In this map showing drought conditions as of Aug. 21, 2012, it is easy to identify the many areas across the continental US, covering several unconventional plays, that have experienced drought conditions ranging from abnormally dry to exceptional. (Image courtesy of the National Drought Mitigation Center at the University of Nebraska-Lincoln)

Finding alternative successes

Several alternatives have been used, or are currently in use, in drilling and fracturing operations. While some have experienced success, the jury is still out on others as each brings a unique set of challenges that the industry is working to address.

One alternative is the use of recycled produced water. When Devon Energy Corp. drilled its first well in Oklahoma’s Cana Woodford shale play in 2008, company officials found that the flowback water was sufficiently low in salt content and could be reused without needing extensive treatment.

The company built a water recycling facility in the area that in the first three months of its operation in 2012 saved more than 1 MMbbl of water. Considering that the state was experiencing exceptional drought conditions, the facility could not have gone operational at a better time.

According to Devon spokesman Tim Hartley, field operators are very pleased with how the program is working. “The new facility was put into service around mid-year 2012 – from an idea for which no regulatory permitting process existed in 2008,” Hartley said. “At the time the facility was first proposed, there was no regulatory permitting process in place for it. This was due primarily to the size of the storage reservoir, which can hold 500,000 bbl or 21 MMgal of water.”

By the end of January 2013, the company expected to have 63 wells hooked up to the system, with the goal of connecting an additional 112 wells throughout 2013. The system has recycled 3.5 MMbbl of water to date.

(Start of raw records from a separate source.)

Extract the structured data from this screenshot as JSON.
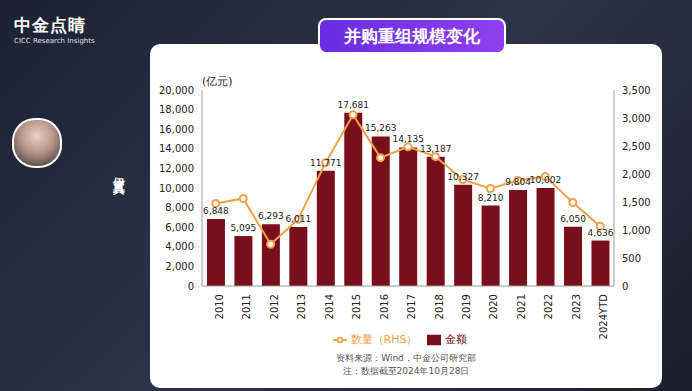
{
  "page": {
    "logo": "中金点睛",
    "logo_subtitle": "CICC Research Insights",
    "presenter": "伊真真"
  },
  "chart_data": {
    "type": "bar",
    "title": "并购重组规模变化",
    "y_label": "(亿元)",
    "source": "资料来源：Wind，中金公司研究部",
    "note": "注：数据截至2024年10月28日",
    "categories": [
      "2010",
      "2011",
      "2012",
      "2013",
      "2014",
      "2015",
      "2016",
      "2017",
      "2018",
      "2019",
      "2020",
      "2021",
      "2022",
      "2023",
      "2024YTD"
    ],
    "series": [
      {
        "name": "金额",
        "type": "bar",
        "color": "#7a0f1c",
        "values": [
          6848,
          5095,
          6293,
          6011,
          11771,
          17681,
          15263,
          14135,
          13187,
          10327,
          8210,
          9804,
          10002,
          6050,
          4636
        ],
        "value_labels": [
          "6,848",
          "5,095",
          "6,293",
          "6,011",
          "11,771",
          "17,681",
          "15,263",
          "14,135",
          "13,187",
          "10,327",
          "8,210",
          "9,804",
          "10,002",
          "6,050",
          "4,636"
        ]
      },
      {
        "name": "数量（RHS）",
        "type": "line",
        "axis": "y2",
        "color": "#f0a04b",
        "marker": "circle",
        "line_style": "solid",
        "values": [
          1475,
          1563,
          746,
          1190,
          2203,
          3056,
          2292,
          2487,
          2310,
          1900,
          1741,
          1883,
          1954,
          1492,
          1066
        ]
      }
    ],
    "ylim": [
      0,
      20000
    ],
    "yticks": [
      0,
      {
        "value": 2000,
        "label": "2,000"
      },
      {
        "value": 4000,
        "label": "4,000"
      },
      {
        "value": 6000,
        "label": "6,000"
      },
      {
        "value": 8000,
        "label": "8,000"
      },
      {
        "value": 10000,
        "label": "10,000"
      },
      {
        "value": 12000,
        "label": "12,000"
      },
      {
        "value": 14000,
        "label": "14,000"
      },
      {
        "value": 16000,
        "label": "16,000"
      },
      {
        "value": 18000,
        "label": "18,000"
      },
      {
        "value": 20000,
        "label": "20,000"
      }
    ],
    "y2lim": [
      0,
      3500
    ],
    "y2ticks": [
      0,
      500,
      {
        "value": 1000,
        "label": "1,000"
      },
      {
        "value": 1500,
        "label": "1,500"
      },
      {
        "value": 2000,
        "label": "2,000"
      },
      {
        "value": 2500,
        "label": "2,500"
      },
      {
        "value": 3000,
        "label": "3,000"
      },
      {
        "value": 3500,
        "label": "3,500"
      }
    ],
    "data_labels": true,
    "grid": false,
    "legend": "bottom"
  }
}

In 2013 it is expected that an additional 5 MMbbl of water will be recycled. “Devon has installed approximately 15 miles [24 km] of water pipe connecting our wells to the Cana water facility so far,” he said. “We expect to lay an additional 25 miles [40 km] of pipe to wells in the Cana during 2013.”

Another successful alternative is the use of saline or brackish water. For example, Apache Corp. uses saline water in its wells in the Horn River basin located in northeast British Columbia. The nonpotable water is from the Debolt subsurface brine aquifer located just above the Horn River shale.

Before it is used, the saline water is treated at the Debolt Water Treatment Plant. The plant produced approximately 95% of the water required for fracturing operations in Apache’s Horn River basin area in 2011.

“A total of one or two additives are mixed in with the water, usually a friction reducer and a small dose of biocide, and we frac the well with it,” said George King, distinguished engineering advisor for Apache Corp. “Produced water is then filtered and put right back into the formation. It is a closed-loop fracturing system.”

According to King, Apache and other companies have found that saltwater is equally as good as freshwater for fracturing. Consistency of the water quality, however, is the key.

“As long as you can keep the water quality relatively consistent – the consistency of the chlorides, the hardness, the calcium – then a service vendor can take that and, by manipulating the chemistry of the small amount of additives, actually get the friction reducers, biocides, and all of those things to work,” he said.

An add-on perk to using saline water out of an aquifer is that “we’re using water that’s been outside of the hydrologic cycle for a long time,” said Young. “We’re not losing any water that was originally part of the hydrologic cycle.”

Young added that if the flowback water is treated on site and made available for release into rivers or streams, then water is being added back to the hydrologic cycle, which is “very advantageous, particularly in areas that are water-short,” he said. “And that could be a new source of water for communities.”